ダウンドラフト式スリングショットキャブレターと水冷オイルクーラーの組み合わせにより、優れた吸気効率と冷却性能を確保しつつ、中速域のトルクにも配慮。ピーキーさ一辺倒ではなく、常用域から素直に盛り上がる出力特性が印象的で、ストリートからワインディング、サーキットまで幅広いシーンに対応した。

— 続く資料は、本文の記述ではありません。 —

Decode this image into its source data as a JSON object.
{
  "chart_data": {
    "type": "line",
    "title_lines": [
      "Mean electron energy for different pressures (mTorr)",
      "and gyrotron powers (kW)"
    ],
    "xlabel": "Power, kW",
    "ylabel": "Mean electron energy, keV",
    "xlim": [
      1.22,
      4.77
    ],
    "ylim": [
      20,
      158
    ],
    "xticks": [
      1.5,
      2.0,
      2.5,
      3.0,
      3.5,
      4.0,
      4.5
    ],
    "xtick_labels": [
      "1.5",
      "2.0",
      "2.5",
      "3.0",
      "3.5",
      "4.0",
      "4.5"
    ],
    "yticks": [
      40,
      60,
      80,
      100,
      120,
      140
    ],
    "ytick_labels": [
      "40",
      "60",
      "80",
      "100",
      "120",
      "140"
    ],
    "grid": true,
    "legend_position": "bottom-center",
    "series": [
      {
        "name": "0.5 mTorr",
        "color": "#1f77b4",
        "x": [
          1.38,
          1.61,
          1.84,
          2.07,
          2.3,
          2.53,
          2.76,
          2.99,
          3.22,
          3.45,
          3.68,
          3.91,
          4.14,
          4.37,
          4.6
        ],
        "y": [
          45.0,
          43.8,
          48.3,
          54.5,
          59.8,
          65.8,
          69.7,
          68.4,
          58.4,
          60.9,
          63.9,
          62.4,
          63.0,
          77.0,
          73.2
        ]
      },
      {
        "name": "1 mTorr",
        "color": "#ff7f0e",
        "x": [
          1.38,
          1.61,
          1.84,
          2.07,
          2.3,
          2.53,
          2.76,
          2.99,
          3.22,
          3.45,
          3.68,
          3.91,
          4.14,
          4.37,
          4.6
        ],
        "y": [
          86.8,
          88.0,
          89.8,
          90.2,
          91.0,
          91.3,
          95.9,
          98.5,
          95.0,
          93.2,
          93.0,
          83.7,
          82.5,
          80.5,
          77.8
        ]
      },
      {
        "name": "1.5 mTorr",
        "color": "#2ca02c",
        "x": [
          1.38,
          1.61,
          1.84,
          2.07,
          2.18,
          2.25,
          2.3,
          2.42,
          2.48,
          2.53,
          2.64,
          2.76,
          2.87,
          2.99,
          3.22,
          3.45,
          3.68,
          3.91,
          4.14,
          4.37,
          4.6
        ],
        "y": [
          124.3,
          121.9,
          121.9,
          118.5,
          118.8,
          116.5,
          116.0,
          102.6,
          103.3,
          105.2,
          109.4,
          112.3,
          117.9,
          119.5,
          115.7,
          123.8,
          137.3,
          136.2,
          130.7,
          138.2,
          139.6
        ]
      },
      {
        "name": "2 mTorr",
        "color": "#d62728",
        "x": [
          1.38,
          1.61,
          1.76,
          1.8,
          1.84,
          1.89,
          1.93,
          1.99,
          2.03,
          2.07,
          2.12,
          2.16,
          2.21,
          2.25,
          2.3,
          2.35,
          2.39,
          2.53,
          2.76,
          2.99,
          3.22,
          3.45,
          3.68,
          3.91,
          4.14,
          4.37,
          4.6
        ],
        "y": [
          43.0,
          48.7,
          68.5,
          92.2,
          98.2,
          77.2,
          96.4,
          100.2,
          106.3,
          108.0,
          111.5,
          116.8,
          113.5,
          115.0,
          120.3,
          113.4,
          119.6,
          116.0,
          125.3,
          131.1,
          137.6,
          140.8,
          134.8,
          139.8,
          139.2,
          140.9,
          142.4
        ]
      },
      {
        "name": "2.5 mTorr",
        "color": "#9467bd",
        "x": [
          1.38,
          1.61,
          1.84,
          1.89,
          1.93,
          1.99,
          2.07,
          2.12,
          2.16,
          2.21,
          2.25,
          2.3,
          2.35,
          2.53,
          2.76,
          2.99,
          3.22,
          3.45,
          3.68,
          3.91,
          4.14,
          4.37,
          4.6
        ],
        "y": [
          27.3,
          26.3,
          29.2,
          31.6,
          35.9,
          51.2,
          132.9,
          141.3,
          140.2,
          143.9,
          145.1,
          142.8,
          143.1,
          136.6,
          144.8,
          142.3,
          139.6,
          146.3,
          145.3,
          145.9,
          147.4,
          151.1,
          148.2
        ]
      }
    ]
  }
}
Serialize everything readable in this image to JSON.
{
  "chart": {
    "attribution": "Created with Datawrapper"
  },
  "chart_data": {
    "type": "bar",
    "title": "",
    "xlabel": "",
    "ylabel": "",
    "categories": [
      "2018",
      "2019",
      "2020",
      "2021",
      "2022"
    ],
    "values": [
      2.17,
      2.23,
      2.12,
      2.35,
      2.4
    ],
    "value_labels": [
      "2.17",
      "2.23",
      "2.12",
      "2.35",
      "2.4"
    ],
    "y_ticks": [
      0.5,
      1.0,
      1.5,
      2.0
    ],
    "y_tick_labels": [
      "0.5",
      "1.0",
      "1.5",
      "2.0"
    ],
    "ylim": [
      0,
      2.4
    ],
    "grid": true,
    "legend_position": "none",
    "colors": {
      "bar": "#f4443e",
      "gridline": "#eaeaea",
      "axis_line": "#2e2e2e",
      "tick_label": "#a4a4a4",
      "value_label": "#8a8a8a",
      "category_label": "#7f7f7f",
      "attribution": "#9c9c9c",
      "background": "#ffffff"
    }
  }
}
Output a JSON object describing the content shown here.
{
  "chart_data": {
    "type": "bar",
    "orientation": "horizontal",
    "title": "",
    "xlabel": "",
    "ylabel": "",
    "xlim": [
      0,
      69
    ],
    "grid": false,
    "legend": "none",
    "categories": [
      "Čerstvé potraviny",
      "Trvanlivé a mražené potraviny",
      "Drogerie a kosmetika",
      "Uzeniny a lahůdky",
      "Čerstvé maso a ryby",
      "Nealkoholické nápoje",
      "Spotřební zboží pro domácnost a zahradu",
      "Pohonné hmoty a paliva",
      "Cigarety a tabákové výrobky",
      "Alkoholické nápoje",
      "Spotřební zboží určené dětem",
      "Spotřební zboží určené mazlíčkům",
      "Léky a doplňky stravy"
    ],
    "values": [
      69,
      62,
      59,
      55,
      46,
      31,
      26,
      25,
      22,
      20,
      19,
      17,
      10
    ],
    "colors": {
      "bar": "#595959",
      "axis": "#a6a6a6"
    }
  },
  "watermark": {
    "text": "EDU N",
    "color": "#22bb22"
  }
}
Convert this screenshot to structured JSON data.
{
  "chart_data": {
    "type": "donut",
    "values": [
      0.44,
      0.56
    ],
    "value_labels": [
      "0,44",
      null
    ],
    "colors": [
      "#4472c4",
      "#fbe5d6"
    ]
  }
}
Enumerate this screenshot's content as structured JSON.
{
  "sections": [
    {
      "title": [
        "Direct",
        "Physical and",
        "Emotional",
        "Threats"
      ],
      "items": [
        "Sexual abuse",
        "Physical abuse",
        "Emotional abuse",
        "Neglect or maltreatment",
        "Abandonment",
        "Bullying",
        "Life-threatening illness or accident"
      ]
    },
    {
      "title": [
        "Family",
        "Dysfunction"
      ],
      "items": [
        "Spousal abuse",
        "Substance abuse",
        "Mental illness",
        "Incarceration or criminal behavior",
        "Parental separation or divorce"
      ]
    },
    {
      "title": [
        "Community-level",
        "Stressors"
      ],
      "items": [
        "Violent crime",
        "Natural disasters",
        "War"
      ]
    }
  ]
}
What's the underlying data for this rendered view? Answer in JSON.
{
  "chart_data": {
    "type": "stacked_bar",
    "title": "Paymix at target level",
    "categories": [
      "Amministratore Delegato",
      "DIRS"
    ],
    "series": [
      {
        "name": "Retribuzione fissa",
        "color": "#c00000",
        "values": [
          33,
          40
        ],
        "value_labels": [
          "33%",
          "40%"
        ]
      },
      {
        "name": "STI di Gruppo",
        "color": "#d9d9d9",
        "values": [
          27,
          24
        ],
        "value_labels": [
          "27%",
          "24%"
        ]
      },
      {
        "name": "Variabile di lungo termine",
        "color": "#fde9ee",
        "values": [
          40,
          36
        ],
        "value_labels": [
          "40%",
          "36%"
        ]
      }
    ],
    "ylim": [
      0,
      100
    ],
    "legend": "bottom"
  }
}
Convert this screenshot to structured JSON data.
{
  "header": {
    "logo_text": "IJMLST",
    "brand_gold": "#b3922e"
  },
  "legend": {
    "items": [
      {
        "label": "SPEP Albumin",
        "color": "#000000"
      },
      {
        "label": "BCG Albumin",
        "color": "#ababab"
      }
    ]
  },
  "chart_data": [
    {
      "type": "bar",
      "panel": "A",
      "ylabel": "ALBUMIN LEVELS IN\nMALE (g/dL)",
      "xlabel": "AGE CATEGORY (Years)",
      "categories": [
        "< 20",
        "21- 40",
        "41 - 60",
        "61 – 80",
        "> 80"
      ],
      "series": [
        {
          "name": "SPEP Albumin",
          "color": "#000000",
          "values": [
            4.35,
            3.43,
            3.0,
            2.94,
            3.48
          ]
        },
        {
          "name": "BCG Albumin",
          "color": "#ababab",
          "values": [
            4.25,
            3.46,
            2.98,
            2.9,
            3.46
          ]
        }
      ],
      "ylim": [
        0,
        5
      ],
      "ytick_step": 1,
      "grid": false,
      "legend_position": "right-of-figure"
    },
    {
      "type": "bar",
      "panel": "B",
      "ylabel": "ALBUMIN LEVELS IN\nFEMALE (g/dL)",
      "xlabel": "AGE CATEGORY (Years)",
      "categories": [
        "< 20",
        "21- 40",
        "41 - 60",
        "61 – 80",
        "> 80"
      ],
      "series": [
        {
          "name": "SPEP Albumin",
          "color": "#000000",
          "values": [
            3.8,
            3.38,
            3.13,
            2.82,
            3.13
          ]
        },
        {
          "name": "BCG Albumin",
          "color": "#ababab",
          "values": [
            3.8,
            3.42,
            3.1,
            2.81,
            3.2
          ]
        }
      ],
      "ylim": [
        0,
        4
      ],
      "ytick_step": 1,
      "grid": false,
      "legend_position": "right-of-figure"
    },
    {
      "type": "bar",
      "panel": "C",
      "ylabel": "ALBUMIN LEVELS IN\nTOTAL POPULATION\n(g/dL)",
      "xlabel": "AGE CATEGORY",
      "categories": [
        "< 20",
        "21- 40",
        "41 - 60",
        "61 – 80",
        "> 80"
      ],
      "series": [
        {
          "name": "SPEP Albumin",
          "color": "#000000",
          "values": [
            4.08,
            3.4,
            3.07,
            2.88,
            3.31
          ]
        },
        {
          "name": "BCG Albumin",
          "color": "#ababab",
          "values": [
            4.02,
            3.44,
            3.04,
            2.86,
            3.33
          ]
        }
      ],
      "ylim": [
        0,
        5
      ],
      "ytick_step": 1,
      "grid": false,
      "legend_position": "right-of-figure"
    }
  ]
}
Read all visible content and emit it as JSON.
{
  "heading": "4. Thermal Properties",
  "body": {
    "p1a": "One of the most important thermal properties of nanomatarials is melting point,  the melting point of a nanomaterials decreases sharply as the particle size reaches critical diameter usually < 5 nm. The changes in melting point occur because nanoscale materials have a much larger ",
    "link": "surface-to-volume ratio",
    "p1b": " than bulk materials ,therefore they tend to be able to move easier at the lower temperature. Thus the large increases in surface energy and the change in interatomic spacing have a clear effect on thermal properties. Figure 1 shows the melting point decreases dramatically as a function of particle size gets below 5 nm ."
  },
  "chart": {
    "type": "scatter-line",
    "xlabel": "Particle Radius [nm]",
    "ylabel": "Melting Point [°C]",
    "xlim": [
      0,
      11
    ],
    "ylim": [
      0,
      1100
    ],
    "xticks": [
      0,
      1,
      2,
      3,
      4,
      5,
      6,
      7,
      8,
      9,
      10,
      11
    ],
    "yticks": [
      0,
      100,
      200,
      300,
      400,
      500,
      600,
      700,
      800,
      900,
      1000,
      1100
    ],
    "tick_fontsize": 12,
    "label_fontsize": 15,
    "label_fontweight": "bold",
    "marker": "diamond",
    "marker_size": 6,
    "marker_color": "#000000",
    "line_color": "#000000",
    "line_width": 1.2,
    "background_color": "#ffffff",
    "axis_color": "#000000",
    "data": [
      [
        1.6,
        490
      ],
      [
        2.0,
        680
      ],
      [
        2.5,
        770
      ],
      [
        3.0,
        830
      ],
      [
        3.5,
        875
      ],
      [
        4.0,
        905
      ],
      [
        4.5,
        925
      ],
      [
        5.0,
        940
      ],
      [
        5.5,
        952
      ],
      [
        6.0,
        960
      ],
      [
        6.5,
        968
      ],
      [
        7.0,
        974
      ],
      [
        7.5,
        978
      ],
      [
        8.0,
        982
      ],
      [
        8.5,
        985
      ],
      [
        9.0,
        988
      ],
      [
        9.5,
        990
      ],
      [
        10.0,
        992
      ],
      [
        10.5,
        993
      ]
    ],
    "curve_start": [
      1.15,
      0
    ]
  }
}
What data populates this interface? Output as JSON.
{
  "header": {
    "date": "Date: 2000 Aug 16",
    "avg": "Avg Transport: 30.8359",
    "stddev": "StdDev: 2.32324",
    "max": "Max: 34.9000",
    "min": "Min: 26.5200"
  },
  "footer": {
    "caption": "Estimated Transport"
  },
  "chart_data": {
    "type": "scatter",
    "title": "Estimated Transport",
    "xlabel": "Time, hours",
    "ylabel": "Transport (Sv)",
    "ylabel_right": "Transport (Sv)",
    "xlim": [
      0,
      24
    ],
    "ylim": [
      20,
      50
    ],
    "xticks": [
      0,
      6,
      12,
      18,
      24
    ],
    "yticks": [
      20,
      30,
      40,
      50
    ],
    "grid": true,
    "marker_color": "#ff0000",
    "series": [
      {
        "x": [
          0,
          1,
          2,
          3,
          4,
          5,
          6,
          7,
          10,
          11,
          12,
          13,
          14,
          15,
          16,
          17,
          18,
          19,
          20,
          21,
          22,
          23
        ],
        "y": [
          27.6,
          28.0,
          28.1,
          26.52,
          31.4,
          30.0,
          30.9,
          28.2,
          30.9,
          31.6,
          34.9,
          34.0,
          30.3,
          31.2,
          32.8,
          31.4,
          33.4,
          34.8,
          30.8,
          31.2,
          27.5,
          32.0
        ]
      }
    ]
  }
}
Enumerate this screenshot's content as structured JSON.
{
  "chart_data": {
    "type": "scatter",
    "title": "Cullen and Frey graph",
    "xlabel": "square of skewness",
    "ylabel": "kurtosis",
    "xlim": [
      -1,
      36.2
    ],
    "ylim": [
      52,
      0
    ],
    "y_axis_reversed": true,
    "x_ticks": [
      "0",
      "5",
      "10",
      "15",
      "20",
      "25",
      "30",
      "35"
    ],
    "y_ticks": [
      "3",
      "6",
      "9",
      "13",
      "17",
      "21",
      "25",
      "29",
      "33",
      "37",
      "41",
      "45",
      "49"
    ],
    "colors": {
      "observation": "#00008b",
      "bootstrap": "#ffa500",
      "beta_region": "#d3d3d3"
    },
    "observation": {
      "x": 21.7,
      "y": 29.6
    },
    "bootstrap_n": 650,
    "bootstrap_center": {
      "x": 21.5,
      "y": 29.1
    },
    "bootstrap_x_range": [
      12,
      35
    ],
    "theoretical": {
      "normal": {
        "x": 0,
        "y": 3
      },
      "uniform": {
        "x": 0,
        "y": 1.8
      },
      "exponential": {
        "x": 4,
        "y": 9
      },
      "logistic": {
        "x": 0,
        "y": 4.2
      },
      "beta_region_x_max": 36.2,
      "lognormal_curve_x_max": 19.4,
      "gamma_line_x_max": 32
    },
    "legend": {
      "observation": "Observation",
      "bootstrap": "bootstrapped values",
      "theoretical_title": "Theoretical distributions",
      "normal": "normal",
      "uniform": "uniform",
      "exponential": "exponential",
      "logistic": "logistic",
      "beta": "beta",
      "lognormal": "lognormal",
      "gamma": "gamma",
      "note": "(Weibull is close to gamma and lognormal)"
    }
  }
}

車体で注目すべきは、あえてアルミツインスパーではなくアルミダブルクレードルフレームを採用した点だ。TT-F1マシン直系の思想に基づき、絶対的剛性よりも適度なしなりと接地感を重視。倒立フロントフォークや異径4ポットキャリパー、前後17インチラジアルタイヤ(F120/R160)との組み合わせにより、しなやかさと安定性を高次元で両立している。
スタイリングはGSX-R750のスケールダウンと呼ぶにふさわしく、デュアルヘッドライトとボリュームあるフルカウルがワークスマシンのイメージを色濃く反映。1990年代初頭、レプリカブームがピークを越えつつある中で登場した本機は、過激な性能競争の果てにたどり着いた「完成形」として、今なお独自の存在感を放っている。
GSX-R400R 各部装備解説
フレーム

1989年
1990年型はTT-F1譲りの新設計アルミダブルクレードルで「しなり」を活かした高剛性バランスを追求し、1989年型アルミツインスパーの直線番長的な高剛性志向から大きく舵を切ったフレーム変更となった。

1990年
エンジン
398cc水冷DOHC4バルブ並列4気筒で、56×40.4mmのショートストロークと24度前傾レイアウトを採用した新設計ユニット。吸気通路ストレート化と軽量ロッカーでメカロスを減らし、59PS/12500rpmを絞り出す高回転型エンジンだった。

主なスペック
●エンジン形式:水冷4ストDOHC4バルブ並列4気筒●総排気量:398cc
●最高出力:59PS/12500rpm●最大トルク:4.0kgf・m/10000rpm●車両重量:188kg
GSX-R400ヒストリー
GSX-R400(1988)
新設計のフルアルミツインチューブフレームと完全水冷並列4気筒エンジンを大刷新した。シャープなハンドリングとサーキット志向を強めた4代目。

GSX-R400R(1989)
サブフレーム付きスイングアームや前後17インチ化、ラジアルワイドタイヤの採用などで足まわりを強化。よりレーシーなキャラクターを与えた“R”仕様。

※写真はSPII
GSX-R400R(1990)
TT-F1レーサー直系のアルミダブルクレードルフレームに加え、倒立フォークと新設計エンジンを採用。レース投入を強く意識したハードコアなモデル。